Surface preparation of particles plays a key role in fine and coarse particle recovery and enhanced selectivity. New IsaMill and SMD grinding technology has advanced mechanical surface cleaning of minerals to relatively coarse particle size applications.
Also, opportunities exist to improve liberation of cleaner feed without harmful chemistry (achieving better than traditional grades that improve smelting throughput) and to reduce primary grinding on high tonnage streams and do more regrinding on rougher and scavenger concentrates. These would achieve lower overall energy consumption by inert regrinding.
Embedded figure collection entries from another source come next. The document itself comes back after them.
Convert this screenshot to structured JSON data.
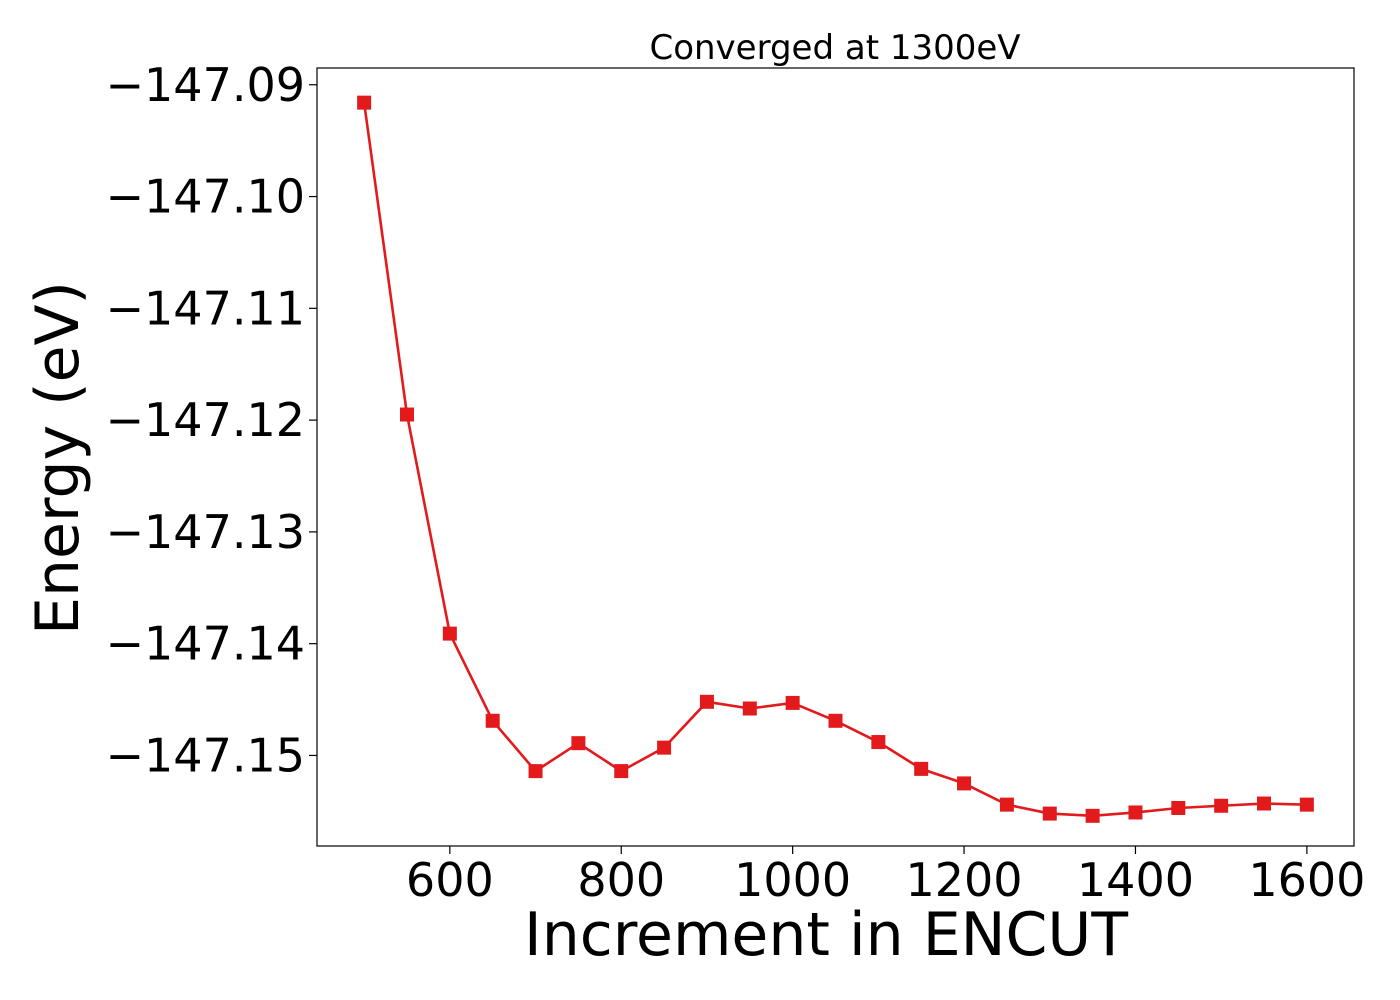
{
  "chart_data": {
    "type": "line",
    "title": "Converged at 1300eV",
    "xlabel": "Increment in ENCUT",
    "ylabel": "Energy (eV)",
    "xlim": [
      445,
      1655
    ],
    "ylim": [
      -147.1581,
      -147.0885
    ],
    "xticks": [
      600,
      800,
      1000,
      1200,
      1400,
      1600
    ],
    "xtick_labels": [
      "600",
      "800",
      "1000",
      "1200",
      "1400",
      "1600"
    ],
    "yticks": [
      -147.09,
      -147.1,
      -147.11,
      -147.12,
      -147.13,
      -147.14,
      -147.15
    ],
    "ytick_labels": [
      "−147.09",
      "−147.10",
      "−147.11",
      "−147.12",
      "−147.13",
      "−147.14",
      "−147.15"
    ],
    "grid": false,
    "legend": false,
    "series": [
      {
        "color": "#e31a1c",
        "marker": "square",
        "x": [
          500,
          550,
          600,
          650,
          700,
          750,
          800,
          850,
          900,
          950,
          1000,
          1050,
          1100,
          1150,
          1200,
          1250,
          1300,
          1350,
          1400,
          1450,
          1500,
          1550,
          1600
        ],
        "y": [
          -147.0916,
          -147.1195,
          -147.1391,
          -147.1469,
          -147.1514,
          -147.1489,
          -147.1514,
          -147.1493,
          -147.1452,
          -147.1458,
          -147.1453,
          -147.1469,
          -147.1488,
          -147.1512,
          -147.1525,
          -147.1544,
          -147.1552,
          -147.1554,
          -147.1551,
          -147.1547,
          -147.1545,
          -147.1543,
          -147.1544
        ]
      }
    ]
  }
}
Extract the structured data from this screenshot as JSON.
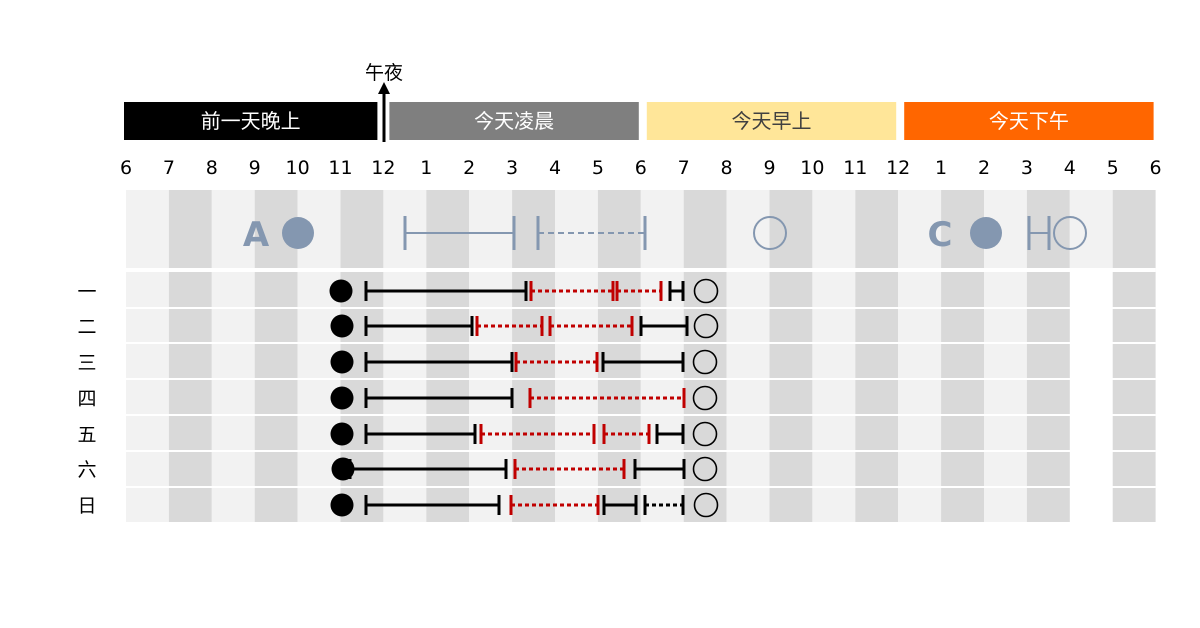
{
  "midnight_label": "午夜",
  "periods": [
    {
      "label": "前一天晚上",
      "start": 0,
      "end": 6,
      "fill": "#000000",
      "text_color": "#ffffff"
    },
    {
      "label": "今天凌晨",
      "start": 6,
      "end": 12,
      "fill": "#7f7f7f",
      "text_color": "#ffffff"
    },
    {
      "label": "今天早上",
      "start": 12,
      "end": 18,
      "fill": "#ffe699",
      "text_color": "#404040"
    },
    {
      "label": "今天下午",
      "start": 18,
      "end": 24,
      "fill": "#ff6600",
      "text_color": "#ffffff"
    }
  ],
  "hour_labels": [
    "6",
    "7",
    "8",
    "9",
    "10",
    "11",
    "12",
    "1",
    "2",
    "3",
    "4",
    "5",
    "6",
    "7",
    "8",
    "9",
    "10",
    "11",
    "12",
    "1",
    "2",
    "3",
    "4",
    "5",
    "6"
  ],
  "legend": {
    "marker_a": {
      "text": "A",
      "hour": 4.0
    },
    "marker_c": {
      "text": "C",
      "hour": 20.1
    },
    "color": "#8497b0"
  },
  "days": [
    "一",
    "二",
    "三",
    "四",
    "五",
    "六",
    "日"
  ],
  "colors": {
    "solid": "#000000",
    "dashed": "#c00000",
    "legend": "#8497b0"
  }
}
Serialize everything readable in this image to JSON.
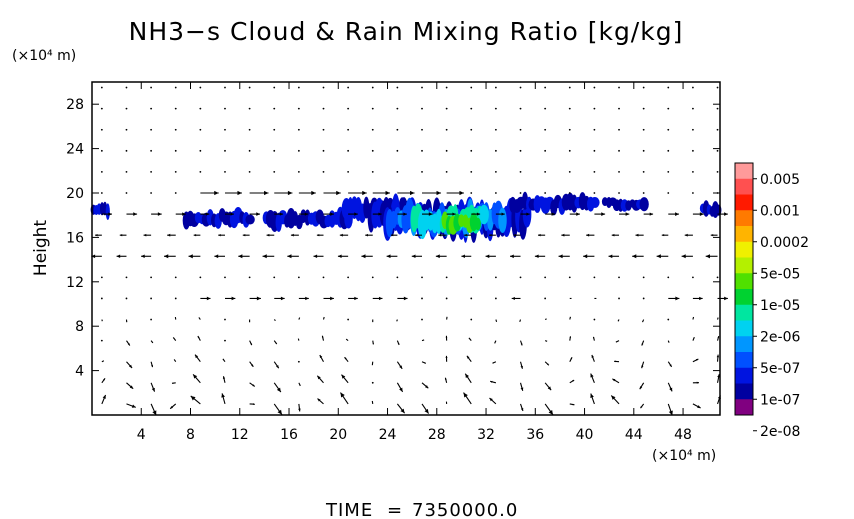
{
  "chart_data": {
    "type": "heatmap",
    "title": "NH3−s Cloud & Rain Mixing Ratio [kg/kg]",
    "x_unit": "(×10⁴ m)",
    "y_unit": "(×10⁴ m)",
    "ylabel": "Height",
    "xlim": [
      0,
      51
    ],
    "ylim": [
      0,
      30
    ],
    "x_ticks": [
      "4",
      "8",
      "12",
      "16",
      "20",
      "24",
      "28",
      "32",
      "36",
      "40",
      "44",
      "48"
    ],
    "y_ticks": [
      "4",
      "8",
      "12",
      "16",
      "20",
      "24",
      "28"
    ],
    "x_tick_values": [
      4,
      8,
      12,
      16,
      20,
      24,
      28,
      32,
      36,
      40,
      44,
      48
    ],
    "y_tick_values": [
      4,
      8,
      12,
      16,
      20,
      24,
      28
    ],
    "legend": {
      "labels": [
        "0.005",
        "0.001",
        "0.0002",
        "5e-05",
        "1e-05",
        "2e-06",
        "5e-07",
        "1e-07",
        "2e-08"
      ],
      "colors_top_to_bottom": [
        "#ff9a9a",
        "#ff5050",
        "#ff1a00",
        "#ff7a00",
        "#ffb400",
        "#f0f000",
        "#b4f000",
        "#50e000",
        "#00d230",
        "#00e6a0",
        "#00d2f0",
        "#0096ff",
        "#0050ff",
        "#0014e0",
        "#0000a0",
        "#800080"
      ]
    },
    "clouds": [
      {
        "x0": 0.0,
        "x1": 1.4,
        "y0": 17.8,
        "y1": 19.2,
        "level": 1
      },
      {
        "x0": 7.5,
        "x1": 13.0,
        "y0": 17.0,
        "y1": 18.5,
        "level": 1
      },
      {
        "x0": 14.0,
        "x1": 21.0,
        "y0": 16.8,
        "y1": 18.6,
        "level": 1
      },
      {
        "x0": 20.5,
        "x1": 26.0,
        "y0": 17.5,
        "y1": 19.6,
        "level": 1
      },
      {
        "x0": 22.5,
        "x1": 35.5,
        "y0": 16.0,
        "y1": 19.4,
        "level": 1
      },
      {
        "x0": 24.0,
        "x1": 33.5,
        "y0": 16.4,
        "y1": 19.0,
        "level": 3
      },
      {
        "x0": 26.0,
        "x1": 32.0,
        "y0": 16.4,
        "y1": 18.8,
        "level": 5
      },
      {
        "x0": 28.5,
        "x1": 31.5,
        "y0": 16.5,
        "y1": 18.2,
        "level": 7
      },
      {
        "x0": 34.0,
        "x1": 41.0,
        "y0": 18.2,
        "y1": 19.8,
        "level": 1
      },
      {
        "x0": 41.5,
        "x1": 45.0,
        "y0": 18.4,
        "y1": 19.6,
        "level": 1
      },
      {
        "x0": 49.5,
        "x1": 51.0,
        "y0": 17.8,
        "y1": 19.2,
        "level": 1
      }
    ],
    "wind_jets": [
      {
        "y": 20.0,
        "x0": 8,
        "x1": 30,
        "u": 1.0
      },
      {
        "y": 18.0,
        "x0": 0,
        "x1": 51,
        "u": 0.6
      },
      {
        "y": 16.0,
        "x0": 0,
        "x1": 51,
        "u": -0.5
      },
      {
        "y": 14.0,
        "x0": 0,
        "x1": 51,
        "u": -0.8
      },
      {
        "y": 11.0,
        "x0": 36,
        "x1": 51,
        "u": 1.0
      },
      {
        "y": 10.0,
        "x0": 8,
        "x1": 26,
        "u": 1.0
      },
      {
        "y": 10.0,
        "x0": 34,
        "x1": 46,
        "u": -0.9
      }
    ],
    "grid": false
  },
  "footer": {
    "time_label": "TIME",
    "time_eq": "=",
    "time_value": "7350000.0"
  }
}
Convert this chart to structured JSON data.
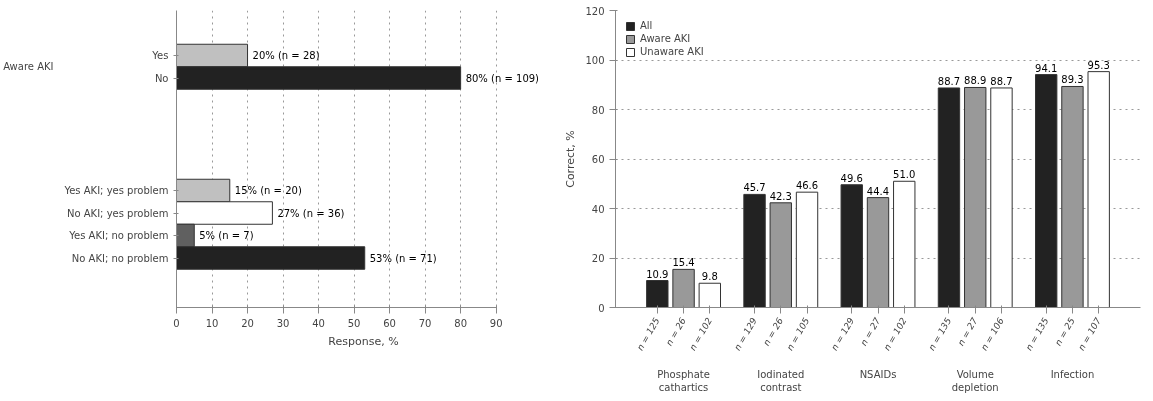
{
  "chart_data": [
    {
      "type": "bar",
      "orientation": "horizontal",
      "xlabel": "Response, %",
      "categories": [
        "Yes",
        "No",
        null,
        null,
        null,
        null,
        "Yes AKI; yes problem",
        "No AKI; yes problem",
        "Yes AKI; no problem",
        "No AKI; no problem"
      ],
      "values": [
        20,
        80,
        null,
        null,
        null,
        null,
        15,
        27,
        5,
        53
      ],
      "colors": [
        "#c0c0c0",
        "#222222",
        "#ffffff",
        "#ffffff",
        "#ffffff",
        "#ffffff",
        "#c0c0c0",
        "#ffffff",
        "#606060",
        "#222222"
      ],
      "value_labels": [
        "20% (n = 28)",
        "80% (n = 109)",
        null,
        null,
        null,
        null,
        "15% (n = 20)",
        "27% (n = 36)",
        "5% (n = 7)",
        "53% (n = 71)"
      ],
      "annotations": [
        "Aware AKI"
      ],
      "xlim": [
        0,
        90
      ],
      "xticks": [
        0,
        10,
        20,
        30,
        40,
        50,
        60,
        70,
        80,
        90
      ],
      "grid": "x",
      "legend": false
    },
    {
      "type": "bar",
      "ylabel": "Correct, %",
      "categories": [
        "Phosphate\ncathartics",
        "Iodinated\ncontrast",
        "NSAIDs",
        "Volume\ndepletion",
        "Infection"
      ],
      "series": [
        {
          "name": "All",
          "color": "#222222",
          "values": [
            10.9,
            45.7,
            49.6,
            88.7,
            94.1
          ],
          "value_labels": [
            "10.9",
            "45.7",
            "49.6",
            "88.7",
            "94.1"
          ]
        },
        {
          "name": "Aware AKI",
          "color": "#999999",
          "values": [
            15.4,
            42.3,
            44.4,
            88.9,
            89.3
          ],
          "value_labels": [
            "15.4",
            "42.3",
            "44.4",
            "88.9",
            "89.3"
          ]
        },
        {
          "name": "Unaware AKI",
          "color": "#ffffff",
          "values": [
            9.8,
            46.6,
            51.0,
            88.7,
            95.3
          ],
          "value_labels": [
            "9.8",
            "46.6",
            "51.0",
            "88.7",
            "95.3"
          ]
        }
      ],
      "annotations": [
        "n = 125",
        "n = 26",
        "n = 102",
        "n = 129",
        "n = 26",
        "n = 105",
        "n = 129",
        "n = 27",
        "n = 102",
        "n = 135",
        "n = 27",
        "n = 106",
        "n = 135",
        "n = 25",
        "n = 107"
      ],
      "ylim": [
        0,
        120
      ],
      "yticks": [
        0,
        20,
        40,
        60,
        80,
        100,
        120
      ],
      "grid": "y",
      "legend": "top left"
    }
  ]
}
This will be a collaborative project involving University of British Columbia, McGill University and the Ian Wark Research Institute of University of South Australia. It is proposed that it be jointly funded by two supplier sponsors, six generic sponsors and two case study sponsors. Expressions of interest are now being sought. (Contact:
[email protected])

This would be a three year project. It is proposed that case study sponsors each contribute A$190,000 a year and generic sponsors A$95,000 a year. Supplier sponsors would each contribute A$56,000 a year.

And exemplifying energy efficiency in conventional milling, Mount Hope’s new molybdenum mine in central Nevada, USA, will be equipped with most energy-efficient gearless mill drive and dual pinion ball mill drive systems. ABB has been awarded a contract valued at over $13 million from General Moly.

The order includes the delivery of drive systems for General Moly’s pure molybdenum development project at Mount Hope. This is one of the world’s largest and highest grade undeveloped molybdenum projects (see International Mining Project News, March 14).

ABB’s scope of supply includes a 13 MW gearless mill drive system for an 11 m SAG mill, consisting of cycloconverter transformers, excitation transformers, Ehouse containing a cycloconverter drive with AC800 PEC control, motor control centre and video monitoring system as well as harmonic filter study. A second portion will comprise two units of ACS6000 dual pinion low speed ball mill drive systems including ACS6000 multi drive converters, excitation transformers, converter transformers and low speed synchronous motors. Deliveries will be concluded by the end of September 2009.

Both, the SAG mill as well as the ball mill will be powered by gearless drive systems which allow the customer to benefit from low maintenance and running costs, due to less mechanical parts in the drive train. Also the gearless applications enable most energy efficient operation.